Tal abordagem foi acionada após o assistido compartilhar com Defensoria não apenas o seu desejo de sair das ruas, mas as condições de vida de quem não tem teto para morar, as situações de insegurança, de fome, entre muitas outras que vivencia cotidianamente. Apesar de tudo, foi categórico: “só vou ficar esperando [a abordagem social] se vocês ficarem aqui. Se forem embora, eu vou também”, relatou enquanto aguardava o serviço do Suas acompanhado das defensoras públicas, que trouxeram refeição e foram convidadas a acompanhá-lo durante o almoço.
Na visão da coordenadora Eva Rodrigues, a experiência mostra a importância da humanização das pessoas em situação de rua e da horizontalização das relações entre as instituições e os públicos com os quais se relacionam.

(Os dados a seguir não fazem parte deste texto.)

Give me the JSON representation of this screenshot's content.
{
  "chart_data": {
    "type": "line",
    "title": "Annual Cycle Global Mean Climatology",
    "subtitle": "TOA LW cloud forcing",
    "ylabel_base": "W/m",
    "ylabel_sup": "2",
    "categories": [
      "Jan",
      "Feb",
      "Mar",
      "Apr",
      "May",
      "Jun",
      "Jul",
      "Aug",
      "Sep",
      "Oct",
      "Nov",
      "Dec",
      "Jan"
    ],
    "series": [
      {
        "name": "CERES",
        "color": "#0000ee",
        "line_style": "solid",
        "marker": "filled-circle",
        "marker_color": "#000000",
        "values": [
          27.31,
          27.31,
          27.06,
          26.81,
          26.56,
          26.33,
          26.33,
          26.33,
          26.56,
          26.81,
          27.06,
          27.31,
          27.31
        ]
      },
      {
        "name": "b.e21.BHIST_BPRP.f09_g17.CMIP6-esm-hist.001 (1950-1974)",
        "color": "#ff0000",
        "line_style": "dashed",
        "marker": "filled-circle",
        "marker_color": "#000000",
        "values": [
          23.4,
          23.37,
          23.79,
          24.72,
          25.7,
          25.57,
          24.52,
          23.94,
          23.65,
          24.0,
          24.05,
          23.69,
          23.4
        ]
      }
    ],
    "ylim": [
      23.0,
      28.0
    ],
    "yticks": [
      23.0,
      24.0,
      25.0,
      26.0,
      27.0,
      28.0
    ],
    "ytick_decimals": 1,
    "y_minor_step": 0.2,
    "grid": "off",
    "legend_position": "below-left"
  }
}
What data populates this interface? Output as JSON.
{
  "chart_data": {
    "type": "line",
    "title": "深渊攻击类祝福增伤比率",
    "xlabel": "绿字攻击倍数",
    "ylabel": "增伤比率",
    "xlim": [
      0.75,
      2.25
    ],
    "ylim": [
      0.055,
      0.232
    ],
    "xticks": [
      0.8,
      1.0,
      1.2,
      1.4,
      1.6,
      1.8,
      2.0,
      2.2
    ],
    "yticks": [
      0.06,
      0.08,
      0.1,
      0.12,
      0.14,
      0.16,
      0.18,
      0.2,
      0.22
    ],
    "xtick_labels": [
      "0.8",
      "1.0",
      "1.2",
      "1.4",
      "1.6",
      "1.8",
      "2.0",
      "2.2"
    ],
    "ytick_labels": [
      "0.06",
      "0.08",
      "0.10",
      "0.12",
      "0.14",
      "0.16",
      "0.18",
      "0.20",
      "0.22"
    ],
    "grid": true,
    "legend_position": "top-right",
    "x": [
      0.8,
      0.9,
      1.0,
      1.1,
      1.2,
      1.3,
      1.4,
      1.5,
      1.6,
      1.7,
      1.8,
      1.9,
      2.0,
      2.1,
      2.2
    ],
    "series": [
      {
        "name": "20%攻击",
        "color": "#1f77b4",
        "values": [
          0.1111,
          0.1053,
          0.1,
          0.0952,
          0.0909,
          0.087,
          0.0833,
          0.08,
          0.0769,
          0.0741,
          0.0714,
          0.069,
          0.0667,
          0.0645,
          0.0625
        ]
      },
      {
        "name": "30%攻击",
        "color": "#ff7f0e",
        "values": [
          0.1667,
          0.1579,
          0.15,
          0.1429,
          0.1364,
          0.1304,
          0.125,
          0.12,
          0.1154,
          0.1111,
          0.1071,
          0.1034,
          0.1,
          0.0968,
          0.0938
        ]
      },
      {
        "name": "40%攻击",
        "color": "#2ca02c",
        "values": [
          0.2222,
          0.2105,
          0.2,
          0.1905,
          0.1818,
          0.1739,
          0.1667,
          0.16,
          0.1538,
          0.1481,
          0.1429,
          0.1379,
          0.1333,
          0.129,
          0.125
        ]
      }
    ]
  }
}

“Somos gente que trabalha com gente e, naturalmente, nos interessamos por suas histórias. E assim é quando atendemos pessoas em situação de rua: queremos saber das suas vidas. Uma escuta mais atenta, um bate papo olho no olho com Seu Édson foi o suficiente para conseguirmos levá-lo ao Posto de Saúde para receber o atendimento que necessitava”, refletiu a defensora pública.
Enquanto aguardava a chegada da equipe de abordagem social, Edson recebeu refeição e convidou as defensoras públicas para sentarem-se com ele. A subdefensora-geral relembrou que profissionais de outros serviços e setores relataram com admiração a habilidade de a DPE/BA estabelecer diálogo com o assistido.
“Nós estabelecemos uma conexão de confiança com Edson a ponto de ele nos pedir que não o deixasse sozinho em nenhum momento – de pedir que a colega Eva Rodrigues estivesse durante a realização do curativo, de pedir que eu sentasse com ele para que pudesse fazer sua refeição e fortalecer o seu laço de confiança com a Defensoria Pública”, compartilhou Firmiane Venâncio.
Para ela, é possível tirar grandes aprendizados do atendimento realizado neste domingo, válidos não apenas para a DPE/BA, mas para todas as pessoas que lidam com pessoas em situação de rua.
“Para mim, a maior lição é que nós não devemos jamais desistir de qualquer pessoa e de fazer o melhor para assegurar a sua dignidade. O nosso aprendizado é constante, devemos sempre direcioná-lo para as pessoas que mais precisam”, finalizou a subdefensora-geral.